On 6/16/06, SJ <2.718281828@gmail.com> wrote:

Museums are good repositories of such information; also non-digitized
archives. For them digitization is an expense; if we can reliably
offer this for free, many will be glad to release copyright in
exchange for more usable access to their own materials.

The Library of Congress has a sizable collection of materials that
they want to distribute more broadly; it is indeed already PD or
equivalent, but not digitized -- or more commonly, digitized somehow
but not in many formats, not classified, not easily available.

A commons-project to create form requests and a queue for processing
inbound content would be useful.

You could say the same about archived books that have no commercial
value anymore. The same analysis goes for processing book materials
donated to wikisource; which requires image processing and OCR and
should perhaps have a commons aspect (raw page images, raw ocr output
files, images from within the book extracted from the raw page
images), and a wikisource text aspect (text transcript, translations).
And again ties to the book industry would be useful here.

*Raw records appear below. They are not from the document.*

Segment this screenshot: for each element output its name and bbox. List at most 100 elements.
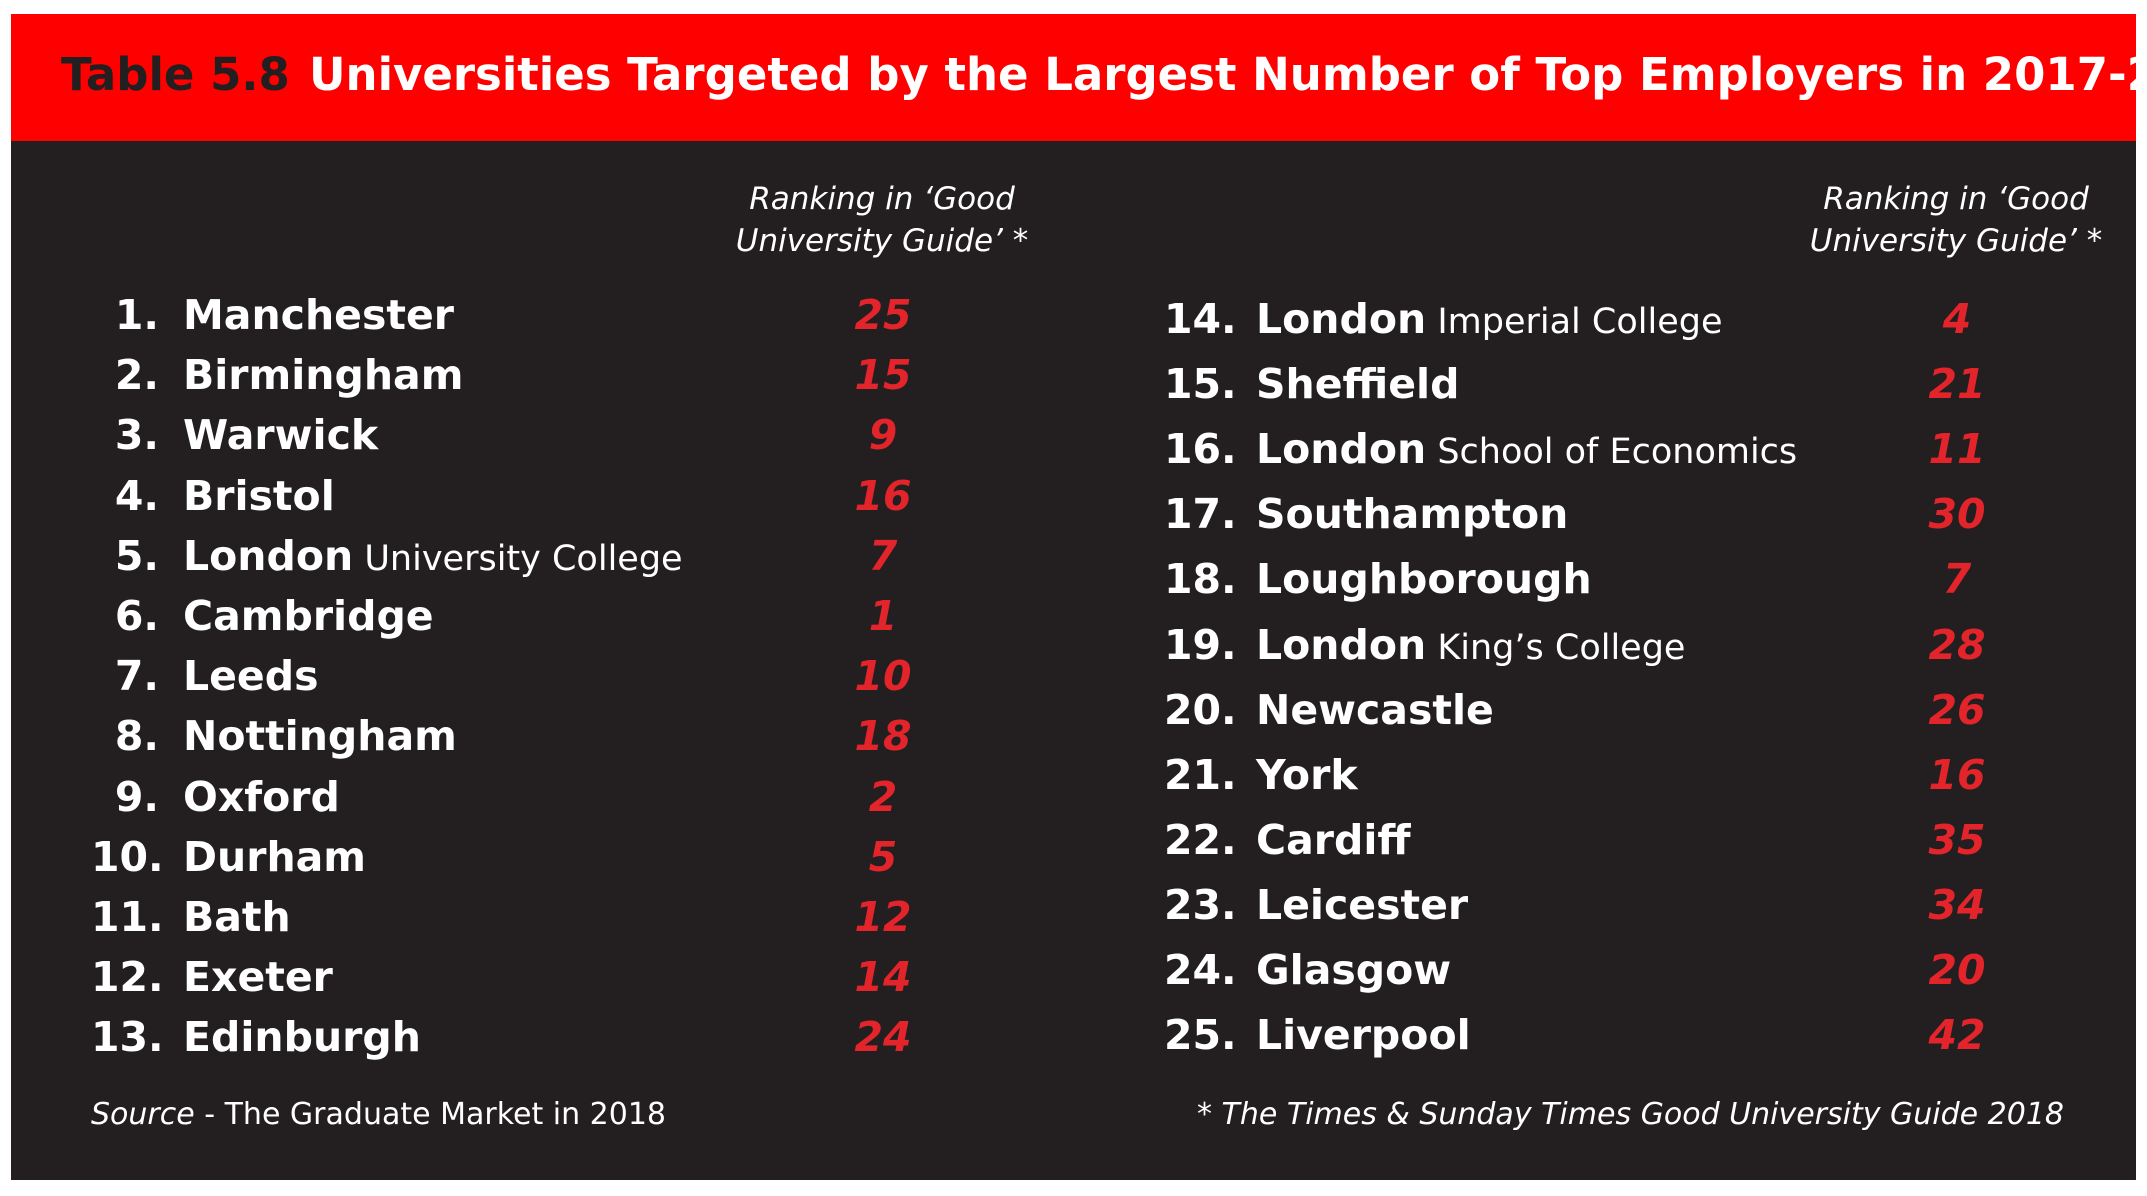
university-name: Liverpool bbox=[1256, 1010, 1471, 1069]
table-row: 13. Edinburgh bbox=[91, 1012, 991, 1062]
table-row: 4. Bristol bbox=[91, 471, 991, 521]
university-main-name: Southampton bbox=[1256, 490, 1569, 539]
rank-number: 19. bbox=[1164, 620, 1237, 669]
rank-number: 5. bbox=[114, 531, 159, 580]
rank-number: 2. bbox=[114, 351, 159, 400]
university-main-name: Cambridge bbox=[183, 592, 434, 640]
rank-number: 20. bbox=[1164, 685, 1237, 734]
university-name: Edinburgh bbox=[183, 1012, 421, 1071]
guide-ranking-value: 1 bbox=[868, 592, 898, 640]
column-header-line2: University Guide’ * bbox=[1809, 223, 2103, 259]
university-name: York bbox=[1256, 750, 1358, 809]
university-main-name: Loughborough bbox=[1256, 555, 1592, 604]
rank-number: 23. bbox=[1164, 880, 1237, 929]
university-main-name: Durham bbox=[183, 832, 367, 881]
university-main-name: London bbox=[1256, 295, 1427, 343]
university-name: London School of Economics bbox=[1256, 424, 1797, 483]
guide-ranking-value: 30 bbox=[1928, 490, 1986, 539]
guide-ranking-value: 9 bbox=[868, 411, 898, 460]
table-row: 21. York bbox=[1164, 750, 2064, 800]
university-main-name: Edinburgh bbox=[183, 1013, 421, 1062]
rank-number: 16. bbox=[1164, 425, 1237, 474]
column-header-line1: Ranking in ‘Good bbox=[1823, 181, 2089, 217]
table-row: 5. London University College bbox=[91, 531, 991, 581]
table-row: 18. Loughborough bbox=[1164, 554, 2064, 604]
rank-number: 6. bbox=[114, 592, 159, 640]
rank-number: 17. bbox=[1164, 490, 1237, 539]
university-sub-name: University College bbox=[353, 538, 683, 579]
source-note: Source - The Graduate Market in 2018 bbox=[91, 1097, 666, 1132]
column-header-left: Ranking in ‘Good University Guide’ * bbox=[722, 178, 1042, 262]
guide-footnote: * The Times & Sunday Times Good Universi… bbox=[1197, 1097, 2064, 1132]
university-name: Oxford bbox=[183, 772, 340, 831]
table-row: 3. Warwick bbox=[91, 410, 991, 460]
table-row: 8. Nottingham bbox=[91, 711, 991, 761]
table-row: 23. Leicester bbox=[1164, 880, 2064, 930]
title-bar: Table 5.8 Universities Targeted by the L… bbox=[11, 14, 2147, 141]
table-row: 16. London School of Economics bbox=[1164, 424, 2064, 474]
university-main-name: Sheffield bbox=[1256, 360, 1460, 409]
university-main-name: London bbox=[1256, 425, 1427, 474]
column-header-line1: Ranking in ‘Good bbox=[749, 181, 1015, 217]
guide-ranking-value: 21 bbox=[1928, 360, 1986, 409]
column-header-right: Ranking in ‘Good University Guide’ * bbox=[1796, 178, 2116, 262]
university-name: Leicester bbox=[1256, 880, 1468, 939]
guide-ranking-value: 42 bbox=[1928, 1011, 1986, 1060]
source-label: Source bbox=[91, 1097, 195, 1132]
rank-number: 14. bbox=[1164, 295, 1237, 343]
rank-number: 7. bbox=[114, 652, 159, 701]
university-name: Loughborough bbox=[1256, 554, 1592, 613]
university-name: Exeter bbox=[183, 952, 333, 1011]
table-row: 14. London Imperial College bbox=[1164, 294, 2064, 344]
table-row: 11. Bath bbox=[91, 892, 991, 942]
university-name: London University College bbox=[183, 531, 683, 590]
source-text: - The Graduate Market in 2018 bbox=[194, 1097, 666, 1132]
university-main-name: Leeds bbox=[183, 652, 319, 701]
university-name: Leeds bbox=[183, 651, 319, 710]
university-name: Birmingham bbox=[183, 350, 463, 409]
guide-ranking-value: 16 bbox=[1928, 750, 1986, 799]
table-row: 7. Leeds bbox=[91, 651, 991, 701]
table-row: 1. Manchester bbox=[91, 290, 991, 340]
page-title: Universities Targeted by the Largest Num… bbox=[309, 48, 2147, 101]
university-main-name: Exeter bbox=[183, 953, 333, 1002]
rank-number: 15. bbox=[1164, 360, 1237, 409]
table-number: Table 5.8 bbox=[61, 48, 290, 101]
university-name: Manchester bbox=[183, 290, 454, 349]
column-header-line2: University Guide’ * bbox=[735, 223, 1029, 259]
university-main-name: Liverpool bbox=[1256, 1011, 1471, 1060]
rank-number: 22. bbox=[1164, 815, 1237, 864]
university-main-name: Manchester bbox=[183, 291, 454, 339]
rank-number: 9. bbox=[114, 772, 159, 821]
university-main-name: Glasgow bbox=[1256, 946, 1452, 994]
guide-ranking-value: 25 bbox=[854, 291, 912, 339]
guide-ranking-value: 7 bbox=[1942, 555, 1972, 604]
university-name: Sheffield bbox=[1256, 359, 1459, 418]
university-sub-name: School of Economics bbox=[1426, 432, 1798, 473]
university-name: Warwick bbox=[183, 410, 378, 469]
university-main-name: Newcastle bbox=[1256, 685, 1494, 734]
rank-number: 25. bbox=[1164, 1011, 1237, 1060]
table-row: 24. Glasgow bbox=[1164, 945, 2064, 995]
university-sub-name: King’s College bbox=[1426, 627, 1686, 668]
table-row: 12. Exeter bbox=[91, 952, 991, 1002]
guide-ranking-value: 26 bbox=[1928, 685, 1986, 734]
university-main-name: Leicester bbox=[1256, 880, 1469, 929]
table-row: 15. Sheffield bbox=[1164, 359, 2064, 409]
guide-ranking-value: 5 bbox=[868, 832, 898, 881]
university-main-name: Bath bbox=[183, 893, 291, 941]
rank-number: 24. bbox=[1164, 946, 1237, 994]
rank-number: 3. bbox=[114, 411, 159, 460]
guide-ranking-value: 34 bbox=[1928, 880, 1986, 929]
university-main-name: Cardiff bbox=[1256, 815, 1411, 864]
university-name: Glasgow bbox=[1256, 945, 1451, 1004]
university-main-name: London bbox=[1256, 620, 1427, 669]
guide-ranking-value: 15 bbox=[854, 351, 912, 400]
table-row: 22. Cardiff bbox=[1164, 815, 2064, 865]
guide-ranking-value: 12 bbox=[854, 893, 912, 941]
table-row: 20. Newcastle bbox=[1164, 685, 2064, 735]
university-name: Cardiff bbox=[1256, 815, 1411, 874]
university-name: Newcastle bbox=[1256, 685, 1494, 744]
rank-number: 13. bbox=[91, 1013, 164, 1062]
table-row: 2. Birmingham bbox=[91, 350, 991, 400]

Finally, source texts that are educationally useful could generate a
third set of materials : living wikibooks built on their foundation,
updated and improved over time.

SJ

This kind of sounds like a Google Books sort of deal (well, the portion of GB which is actually public domain books). People scan in books, we take the scans and present them for free to the world. Am I right in the assessment? I didn't quite understand what was being stated.

Anyhow, I think such a proposal would be very exciting, especially if we took the scans and had a decent OCR program to convert it to text, proof it, and present in on Wikisource. And of course, taking anything from the LoC would practically double (extremely conservative estimate--not sure how much they'd be willing to give) our current database.